A new white paper from Schneider Electric, a global data center solutions vendor, describes in detail how today’s Internet usage trends, including high-bandwidth applications such as video on demand, and the proliferation of network-ready devices spurred on by the Internet of Things (IoT), impact upon the technical limitations of key elements such as Internet Protocol (IP) and Border Gateway Protocol (BGP).
A solution for many such problems would be Edge Computing, which moves key data and network services away from centralized hubs and closer both to the transmitters and consumers of data. Streamers of high-bandwidth content, for example, can make use of data centers at the Edge of the network to duplicate their content on multiple servers, thereby allowing it to be cached closer to their users.
The Internet of Things (IoT) is the phenomenon in which sensors on any sort of physical asset, including machines, equipment, premises or vehicles) gather data to monitor their status or behavior and transmit it to interested parties. With the number of such Internet-connected items expected to reach 50 billion by 2020, the amount of information flowing across networks will require careful traffic management to ease congestion and maintain response times. Routing such information through local network switches would be an obvious solution.
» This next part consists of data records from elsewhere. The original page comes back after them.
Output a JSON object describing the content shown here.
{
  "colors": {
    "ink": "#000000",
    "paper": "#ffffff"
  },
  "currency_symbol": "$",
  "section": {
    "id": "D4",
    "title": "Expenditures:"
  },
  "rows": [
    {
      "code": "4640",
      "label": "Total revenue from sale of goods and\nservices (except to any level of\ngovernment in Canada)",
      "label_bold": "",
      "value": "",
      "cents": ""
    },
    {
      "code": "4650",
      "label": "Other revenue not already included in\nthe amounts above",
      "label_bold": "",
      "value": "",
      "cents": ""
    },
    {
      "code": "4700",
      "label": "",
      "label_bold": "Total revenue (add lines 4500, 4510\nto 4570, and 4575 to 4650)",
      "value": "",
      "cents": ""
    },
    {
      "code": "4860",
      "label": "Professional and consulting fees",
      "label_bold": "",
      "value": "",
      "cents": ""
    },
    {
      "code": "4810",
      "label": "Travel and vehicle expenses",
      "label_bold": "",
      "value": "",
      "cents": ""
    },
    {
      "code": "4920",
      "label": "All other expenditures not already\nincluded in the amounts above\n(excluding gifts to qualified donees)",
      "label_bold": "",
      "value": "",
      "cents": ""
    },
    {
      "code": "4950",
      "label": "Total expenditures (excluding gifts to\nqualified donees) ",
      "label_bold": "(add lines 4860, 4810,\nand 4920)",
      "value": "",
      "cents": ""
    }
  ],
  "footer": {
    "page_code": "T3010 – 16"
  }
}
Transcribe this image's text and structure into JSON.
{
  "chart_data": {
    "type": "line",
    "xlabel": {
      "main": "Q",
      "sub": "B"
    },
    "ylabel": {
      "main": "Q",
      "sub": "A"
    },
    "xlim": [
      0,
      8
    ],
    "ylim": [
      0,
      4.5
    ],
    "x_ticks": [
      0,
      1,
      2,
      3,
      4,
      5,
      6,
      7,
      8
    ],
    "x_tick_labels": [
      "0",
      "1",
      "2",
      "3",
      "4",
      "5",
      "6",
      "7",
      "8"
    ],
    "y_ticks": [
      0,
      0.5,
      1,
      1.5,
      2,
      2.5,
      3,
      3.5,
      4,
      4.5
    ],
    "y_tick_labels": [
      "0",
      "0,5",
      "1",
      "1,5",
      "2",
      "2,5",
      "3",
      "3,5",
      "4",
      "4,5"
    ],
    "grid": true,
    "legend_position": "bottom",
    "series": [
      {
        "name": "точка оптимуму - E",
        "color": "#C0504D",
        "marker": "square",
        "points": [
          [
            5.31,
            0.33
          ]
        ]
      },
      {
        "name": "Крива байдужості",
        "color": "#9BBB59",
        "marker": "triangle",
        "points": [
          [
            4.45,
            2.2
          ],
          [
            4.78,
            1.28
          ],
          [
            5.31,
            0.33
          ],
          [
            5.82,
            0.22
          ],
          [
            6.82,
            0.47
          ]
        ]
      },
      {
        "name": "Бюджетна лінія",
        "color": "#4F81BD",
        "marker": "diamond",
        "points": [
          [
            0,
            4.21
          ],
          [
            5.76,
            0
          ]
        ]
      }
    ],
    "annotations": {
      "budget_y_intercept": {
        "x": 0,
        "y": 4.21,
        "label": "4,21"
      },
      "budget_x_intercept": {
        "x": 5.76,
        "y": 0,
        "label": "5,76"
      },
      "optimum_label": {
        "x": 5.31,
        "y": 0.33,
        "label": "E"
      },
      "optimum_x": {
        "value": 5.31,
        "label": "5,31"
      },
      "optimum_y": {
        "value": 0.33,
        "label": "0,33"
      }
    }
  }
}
Authored by Steve Carlini, Senior Director, Data Center Global Solutions, Schneider Electric, the white paper shows that BGP, although “proven as a guarantor of reliability and resilience” is sub-optimal from a latency performance standpoint. It also describes how the number of hops or transfers across switches that a stream of data can be made to negotiate can slow down data transmission. Further, the white paper describes the different varieties of Edge Computing installations including localized micro data centers.
Steven Carlini was behind some of the most innovative solutions that changed the data-center landscape and architecture throughout his career, according to Schneider Electric. He holds a BSEE from the University of Oklahoma and an MBA in International Business from the University of Houston. He is an expert in the field and a frequent speaker and panelist at data center industry events.